How to do inner products between different k

Maybe it is worth to understand how SIESTA is computing macroscopic polarization of dielectrics (via the geometric Berry phase) as implemented in the subroutine KSV_pol?

In siesta it is calculated using the matrix elements $phi_i(r-r_i)dkr*phi_j(r-r_j) + HC$ to get a phase on the orbital. Then subsequently it is the determinant of some overlap matrix times the wavefunction coefficients (not fully correct, but along these lines).

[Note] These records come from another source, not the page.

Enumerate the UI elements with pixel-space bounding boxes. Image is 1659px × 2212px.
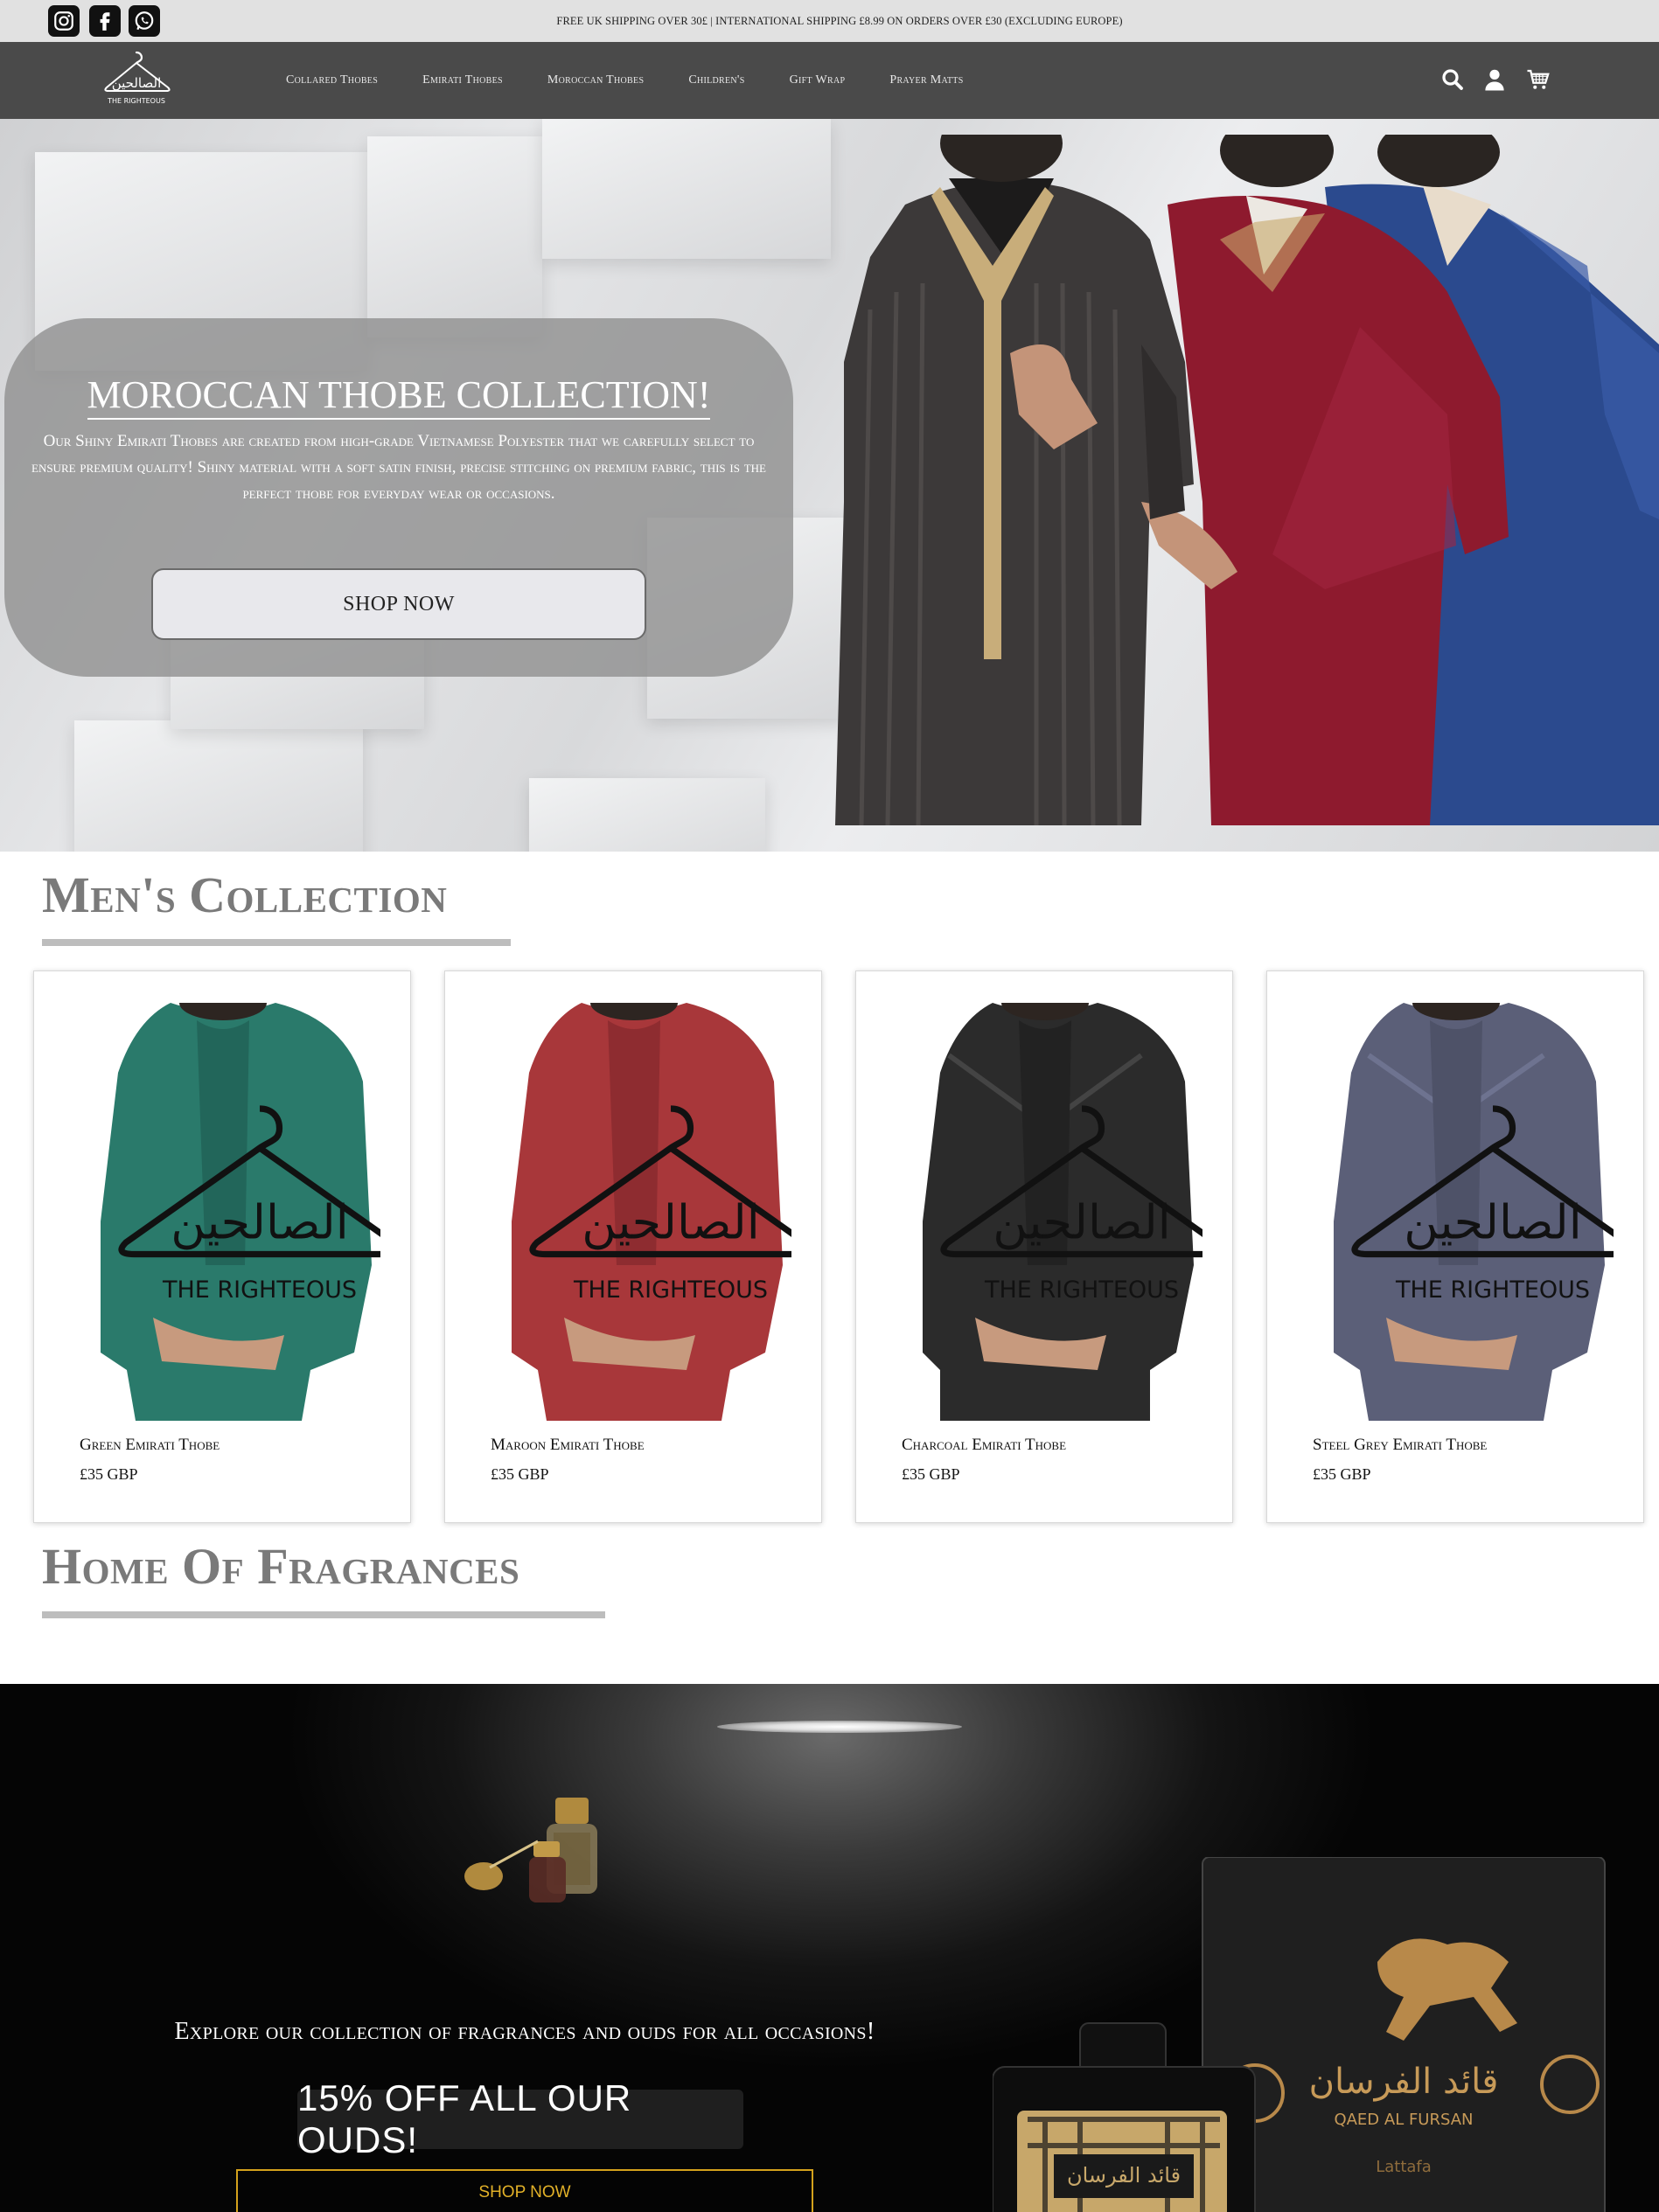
product-name[interactable]: Charcoal Emirati Thobe [902,1436,1066,1455]
product-card[interactable]: الصالحين THE RIGHTEOUS Charcoal Emirati T… [855,970,1233,1523]
mens-collection-title: Men's Collection [42,866,448,923]
hero-models-image [835,119,1659,826]
nav-emirati-thobes[interactable]: Emirati Thobes [422,73,503,87]
oud-bottles-image [459,1789,643,1902]
product-image: الصالحين THE RIGHTEOUS [888,1003,1202,1421]
product-brand-watermark: الصالحين THE RIGHTEOUS [1335,1010,1614,1304]
svg-text:الصالحين: الصالحين [171,1195,348,1250]
announcement-text: FREE UK SHIPPING OVER 30£ | INTERNATIONA… [556,15,1123,27]
svg-text:THE RIGHTEOUS: THE RIGHTEOUS [162,1276,357,1304]
product-card[interactable]: الصالحين THE RIGHTEOUS Steel Grey Emirati… [1266,970,1644,1523]
product-image: الصالحين THE RIGHTEOUS [66,1003,380,1421]
product-price: £35 GBP [1313,1465,1371,1483]
hero-banner: MOROCCAN THOBE COLLECTION! Our Shiny Emi… [0,119,1659,852]
product-brand-watermark: الصالحين THE RIGHTEOUS [513,1010,791,1304]
product-price: £35 GBP [902,1465,960,1483]
product-price: £35 GBP [80,1465,138,1483]
fragrance-shop-now-button[interactable]: SHOP NOW [236,2169,813,2212]
bottle-arabic-text: قائد الفرسان [1067,2163,1181,2188]
hero-shop-now-button[interactable]: SHOP NOW [151,568,646,640]
box-brand: Lattafa [1376,2158,1432,2176]
qaed-al-fursan-perfume-image: قائد الفرسان QAED AL FURSAN Lattafa قائد… [992,1856,1622,2212]
product-card[interactable]: الصالحين THE RIGHTEOUS Green Emirati Thob… [33,970,411,1523]
site-header: الصالحين THE RIGHTEOUS Collared Thobes E… [0,42,1659,119]
facebook-icon[interactable] [89,5,121,37]
brand-tagline: THE RIGHTEOUS [107,97,165,105]
hero-bg-block [529,778,765,852]
box-arabic-text: قائد الفرسان [1309,2062,1499,2102]
product-card[interactable]: الصالحين THE RIGHTEOUS Maroon Emirati Tho… [444,970,822,1523]
fragrances-underline [42,1611,605,1618]
product-name[interactable]: Steel Grey Emirati Thobe [1313,1436,1487,1455]
hero-content-panel: MOROCCAN THOBE COLLECTION! Our Shiny Emi… [4,318,793,677]
svg-text:THE RIGHTEOUS: THE RIGHTEOUS [984,1276,1179,1304]
product-image: الصالحين THE RIGHTEOUS [477,1003,791,1421]
oud-offer-text: 15% OFF ALL OUR OUDS! [297,2077,743,2160]
search-icon[interactable] [1438,65,1467,94]
box-product-name: QAED AL FURSAN [1334,2111,1473,2129]
instagram-icon[interactable] [48,5,80,37]
nav-collared-thobes[interactable]: Collared Thobes [286,73,378,87]
cart-icon[interactable] [1523,65,1553,94]
brand-logo[interactable]: الصالحين THE RIGHTEOUS [96,49,177,114]
fragrance-description: Explore our collection of fragrances and… [174,2018,875,2045]
fragrance-banner: قائد الفرسان QAED AL FURSAN Lattafa قائد… [0,1684,1659,2212]
nav-moroccan-thobes[interactable]: Moroccan Thobes [547,73,644,87]
svg-text:الصالحين: الصالحين [993,1195,1170,1250]
product-brand-watermark: الصالحين THE RIGHTEOUS [102,1010,380,1304]
hero-title: MOROCCAN THOBE COLLECTION! [4,372,793,420]
fragrances-title: Home Of Fragrances [42,1538,520,1595]
svg-text:الصالحين: الصالحين [582,1195,759,1250]
svg-text:الصالحين: الصالحين [1404,1195,1581,1250]
hero-description: Our Shiny Emirati Thobes are created fro… [31,432,766,503]
product-name[interactable]: Maroon Emirati Thobe [491,1436,645,1455]
mens-collection-underline [42,939,511,946]
nav-childrens[interactable]: Children's [688,73,744,87]
svg-text:THE RIGHTEOUS: THE RIGHTEOUS [1395,1276,1590,1304]
nav-gift-wrap[interactable]: Gift Wrap [790,73,846,87]
hero-bg-block [367,136,542,337]
hero-bg-block [542,119,831,259]
product-image: الصالحين THE RIGHTEOUS [1299,1003,1614,1421]
product-name[interactable]: Green Emirati Thobe [80,1436,220,1455]
account-icon[interactable] [1480,65,1509,94]
nav-prayer-matts[interactable]: Prayer Matts [889,73,963,87]
hero-bg-block [74,720,363,852]
svg-text:THE RIGHTEOUS: THE RIGHTEOUS [573,1276,768,1304]
announcement-bar: FREE UK SHIPPING OVER 30£ | INTERNATIONA… [0,0,1659,42]
main-nav: Collared Thobes Emirati Thobes Moroccan … [286,42,1008,119]
brand-arabic: الصالحين [112,75,162,91]
spotlight-glow [717,1721,962,1733]
whatsapp-icon[interactable] [129,5,160,37]
product-brand-watermark: الصالحين THE RIGHTEOUS [924,1010,1202,1304]
product-price: £35 GBP [491,1465,549,1483]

I would say this path is not feasible in sisl due to the matrix elements not being calculate-able in a fast way.

<k1(n) | k2(m)> = k1.state[n, i].S[i, J].((k2.state_sc[m, J]).T)

But I think this is equivalent to <k1|S(k2)|k2>, right? S[i, J] * k2[m, J] == S[i, J] * exp(2j*pi * k2 @ isc(J)) * k2[m, j] or am I wrong here?

You are right, they are equivalent…

Here is a little script exploring this for the non-ortho case:

import sisl
import numpy as np

geom = sisl.geom.graphene()

H = sisl.Hamiltonian(geom, orthogonal=False)
H.construct([[0.1, 1.5], [[0, 1], [2.7, 0.3]]])

k = np.array([2/3, 1/3, 0])
es = H.eigenstate(k)
es_ext = np.concatenate([np.exp(2j * np.pi * k.dot(isc)) * es.state for _, isc in H.geom.sc], axis=1)

s = es.inner(es, diag=False)
s_ext = es.state.conj().dot(H.tocsr(-1).dot(es_ext.T))
assert np.allclose(s, s_ext)

ev = np.diag(es.state.conj().dot(H.tocsr().dot(es_ext.T)))
assert np.allclose(ev, es.eig)

k2 = np.array([0, 0, 0])
es2 = H.eigenstate(k2)
es2_ext = np.concatenate([np.exp(2j * np.pi * k2.dot(isc)) * es2.state for _, isc in H.geom.sc], axis=1)

s21 = es2.inner(es, diag=False) # using S(k2) from es2
s12_ext = es.state.conj().dot(H.tocsr(-1).dot(es2_ext.T))
assert np.allclose(s21.conj().T, s12_ext)

s12 = es.inner(es2, diag=False) # using S(k) from es
assert not np.allclose(s12, s12_ext)

A note, you shouldn’t use tocsr. When you start using NC/SOC what you want is Hk(format='sc'). I have just fixed so one can use format=‘sc’` for gamma-point.